The researchers are of the opinion that with that access, the hackers had been capable of changing the registrar at the same time for all the domains of the bank, redirecting them to servers which the attackers had set up on the Cloud Platform of Google.

With the hijacking of the domain, those visiting the website URL of the bank were redirected to the duplicate sites where those sites also had valid HTTPS certificates issued in the name of the bank. Hence those visitors’ browsers portrayed a green lock together with the name of the bank like they would in the real sites. Kaspersky also observed that the certificates was provided six months earlier by Let’s Encrypt, the non-profit certificate authority which makes obtaining an HTTPS certificate easy in case of increasing HTTPS acceptance.

 Josh Aas, founder of Let’s Encrypt had stated that `if an entity had gained control of DNS and had gained effective control over a domain, there could be a possibility for that entity to get a certificate from them. Such issuance would not constitute mis-issuance on their part since the entity receiving the certificate would have been able to properly demonstrate control over the domain’.

Hoaxed Sites Infected with Malware


Eventually the hijack had been so thorough that the bank was unable to even send email. Bestuzhev stated that they could not even communicate with the customers to send them an alert and if your DNS is in control of the cybercriminals, you are basically screwed’. Besides phishing, the hoaxed sites also infected victims with malware download which had disguised itself as an update to the Trusteer browser security plug-in which the Brazilian bank provided the customers.

As per the analysis of Kaspersky the malware gathers not only banking logins from the Brazilian banks but also eight others as well as email and FTP credentials together with contact lists from Outlook and Exchange. All of these had gone to command-and-control server hosted in Canada. The Trojan also comprised of an operation intended to disable antivirus software for infected victim, and could have persisted much beyond the five hour window when the attack had taken place.
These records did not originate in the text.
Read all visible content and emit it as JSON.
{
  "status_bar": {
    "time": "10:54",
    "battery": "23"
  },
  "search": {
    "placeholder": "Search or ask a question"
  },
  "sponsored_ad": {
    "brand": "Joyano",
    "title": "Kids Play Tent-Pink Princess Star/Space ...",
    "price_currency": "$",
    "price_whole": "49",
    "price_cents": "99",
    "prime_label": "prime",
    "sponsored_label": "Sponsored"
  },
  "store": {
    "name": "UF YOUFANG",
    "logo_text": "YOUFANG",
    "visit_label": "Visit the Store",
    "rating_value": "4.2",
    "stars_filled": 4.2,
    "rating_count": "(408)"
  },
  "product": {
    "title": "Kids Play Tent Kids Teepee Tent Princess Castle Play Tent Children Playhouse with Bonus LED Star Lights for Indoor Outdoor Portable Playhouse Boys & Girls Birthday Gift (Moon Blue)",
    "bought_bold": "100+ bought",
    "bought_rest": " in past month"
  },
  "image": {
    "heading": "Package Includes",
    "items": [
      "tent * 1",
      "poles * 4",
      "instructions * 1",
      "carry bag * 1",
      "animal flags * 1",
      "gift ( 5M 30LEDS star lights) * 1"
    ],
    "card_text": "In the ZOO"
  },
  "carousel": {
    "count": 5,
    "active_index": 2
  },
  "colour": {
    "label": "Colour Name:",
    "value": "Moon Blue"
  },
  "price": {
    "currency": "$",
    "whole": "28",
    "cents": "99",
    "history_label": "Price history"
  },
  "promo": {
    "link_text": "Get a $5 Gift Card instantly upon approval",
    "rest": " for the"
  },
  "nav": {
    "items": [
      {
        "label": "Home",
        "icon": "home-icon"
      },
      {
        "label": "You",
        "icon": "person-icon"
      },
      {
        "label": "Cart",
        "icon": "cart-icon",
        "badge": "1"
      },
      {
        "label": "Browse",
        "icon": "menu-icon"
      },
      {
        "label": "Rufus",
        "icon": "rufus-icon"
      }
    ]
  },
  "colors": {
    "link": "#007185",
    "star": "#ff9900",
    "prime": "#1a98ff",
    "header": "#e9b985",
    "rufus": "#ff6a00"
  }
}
The malware had scraps of Portuguese language, implying that the attackers could have been Brazilian. Bestuzhev of Kaspersky debates that for the banks the incident could have been a clear warning to check on the security of their DNS. He notes that half of the top 20 banks ranked by total assets do not manage their DNS but tend to leave it in the hands of a potentially hackable third party and irrespective of who tends to control the DNS of a bank they can take special precautions in preventing their DNS registrations from being changed without safety checks such as `registry lock’, which some registrars tend to provide together with two-factor authentication making it difficult for hackers to change them.